(Editor's note: The original version of this article attributed the ownership of the Oreo brand to Kraft. It is owned by the Nabisco division of Mondelez International. The Motley Fool regrets the error.)
According to a recent Gallup survey, 62% of Americans report that social media advertising has no effect on their purchasing decisions. Especially surprising is that this finding extends to Millennials, or adults born before 2000, a group especially dedicated to the genre. Nearly 50% of Millennials report social media advertising does not influence their buying decisions.
The Way of the crumbled cookie
For brand managers, the results of this survey have to be about as welcome as a dirty diaper in a swimming pool. After all, it's a tricky business to make a case for return on investment, or ROI, on social media. In an analysis of social media ROI, there is a lot of what Time described as "proving" the media.
Nabisco, for example, has garnered widespread credit for its online Oreo campaign, but has been tight-lipped about sales results (an inquiry made to Nabisco was unanswered). What is known is that Oreo is a $2 billion worldwide brand for Mondelez International, with half of those sales in the U.S. market.
It may be that Nabisco isn't returning media calls because it doesn't want to talk too much about a good thing – the power of social media. Real-estate agents have a marvelous expression: "Buyer are liars." This sentiment refers to the self-deception involved when we purchase. This quirk has been studied in depth, and it turns out that we consumers really don't know ourselves very well.

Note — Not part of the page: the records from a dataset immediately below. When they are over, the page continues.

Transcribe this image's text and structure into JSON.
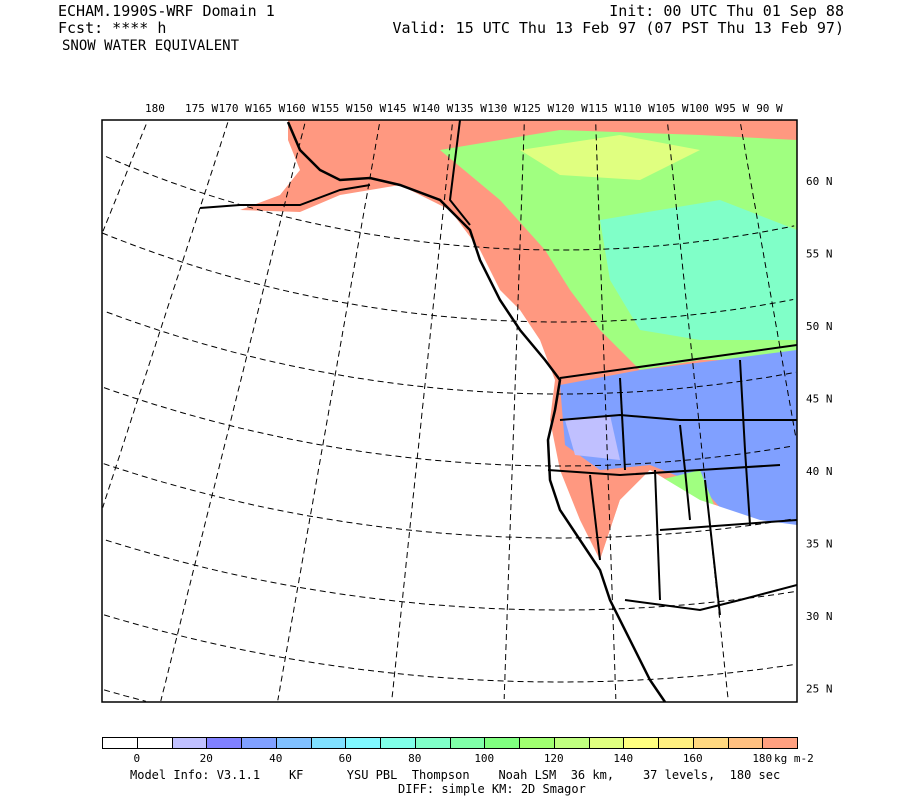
{
  "header": {
    "title": "ECHAM.1990S-WRF Domain 1",
    "fcst": "Fcst: **** h",
    "field": "SNOW WATER EQUIVALENT",
    "init": "Init: 00 UTC Thu 01 Sep 88",
    "valid": "Valid: 15 UTC Thu 13 Feb 97 (07 PST Thu 13 Feb 97)"
  },
  "map": {
    "lon_labels": [
      "180",
      "175 W",
      "170 W",
      "165 W",
      "160 W",
      "155 W",
      "150 W",
      "145 W",
      "140 W",
      "135 W",
      "130 W",
      "125 W",
      "120 W",
      "115 W",
      "110 W",
      "105 W",
      "100 W",
      "95 W",
      "90 W"
    ],
    "lat_labels": [
      "60 N",
      "55 N",
      "50 N",
      "45 N",
      "40 N",
      "35 N",
      "30 N",
      "25 N"
    ],
    "colors": {
      "high_swe": "#ff9880",
      "mid_swe": "#a0ff80",
      "low_swe": "#80a0ff"
    }
  },
  "colorbar": {
    "colors": [
      "#ffffff",
      "#ffffff",
      "#c0c0ff",
      "#8080ff",
      "#80a0ff",
      "#80c0ff",
      "#80e0ff",
      "#80f8ff",
      "#80ffe8",
      "#80ffc8",
      "#80ffa8",
      "#80ff80",
      "#a0ff70",
      "#c0ff80",
      "#e0ff80",
      "#ffff80",
      "#fff080",
      "#ffd880",
      "#ffc080",
      "#ffa080"
    ],
    "labels": [
      "0",
      "20",
      "40",
      "60",
      "80",
      "100",
      "120",
      "140",
      "160",
      "180"
    ],
    "units": "kg m-2"
  },
  "footer": {
    "model_info": "Model Info: V3.1.1    KF      YSU PBL  Thompson    Noah LSM  36 km,    37 levels,  180 sec",
    "diff": "DIFF: simple KM: 2D Smagor"
  }
}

The psychology of purchasing behavior
The impact of advertising has been under study for a long time. In 1904, Walter D. Scott, a professor at Northwestern University published an article in The Atlantic Monthly titled "The Psychology of Advertising." He labeled advertising as "the nervous system of the business world … to awaken as many possible images as the object itself can excite." In the modern field of consumer study, this is known as "affective conditioning."
In a 2010 article in The Journal of Consumer Research, a Ph.D writing in Psychology Today summarizes: "We live in a world of advertising. It is a world of our making, of course. We don't like to pay the full price of things, so we allow other people to pay part of that price in exchange for letting them pass a message to us.... That information ultimately affects the way we make choices, whether we know it or not."
It seems that no one likes to admit that advertising influences them; we're too smart for that, right?
Further evidence indicates that, indeed, "buyers are liars." In a study published in a 2009 issue of The Journal of Database Management and Consumer Strategy Management, "ROI in social media: a look at the arguments," it was reported that 49% of consumers "made a purchase decision based on the information they found through social media sites," and that 45% of people who searched for information via social media sites "engaged in word of mouth," compared to 36% who found information on a company or news site. A hundred years earlier, our old friend Professor Walters said the "only method of advertising known to the ancients was the word of mouth."
The ROI debate
It turns out that social media ROI results are measurable. Mondelez, for example, increased sales of its Toblerone chocolate in the Philippines by 132% after 500,000 website hits were achieved through a social media marketing campaign; Coffee Groundz increased sales by 25% as the result of a Twitter campaign; and Jimmy Choo, an upscale shoe company, increased sales by 30% via a Twitter campaign.
No doubt, the Gallup results are accurate. It just turns out that we are not the individuals we imagine. Our consumer behavior is predictable, including our denial of that behavior.
However, Gallup offers another rationale for its findings: "In the State of the American Consumer report, Gallup reveals that consumers who engage with brands often do so when they are already attached to a product or service. Companies that engage their customers -- by providing exceptional service and a pleasurable in-store experience -- will, in turn, drive those customers to interact with them on social media. Simply promoting products and services on Facebook or Twitter is unlikely to lead to sales."
It's a classic chicken-or-the-egg dilemma. Do consumers engage brands because they are already customers, or do we become buyers because of the brand exposure on social media? This is research that needs to be conducted.
The debate, however, is further confused by the fact that advertising now appears on eggs. CBS recently printed laser messages to promote its fall lineup on 35 million eggs. This "outernet" strategy to "engage consumers … as they go about their daily lives" is perhaps confirmation that, per Professor Walters, everything old is new again.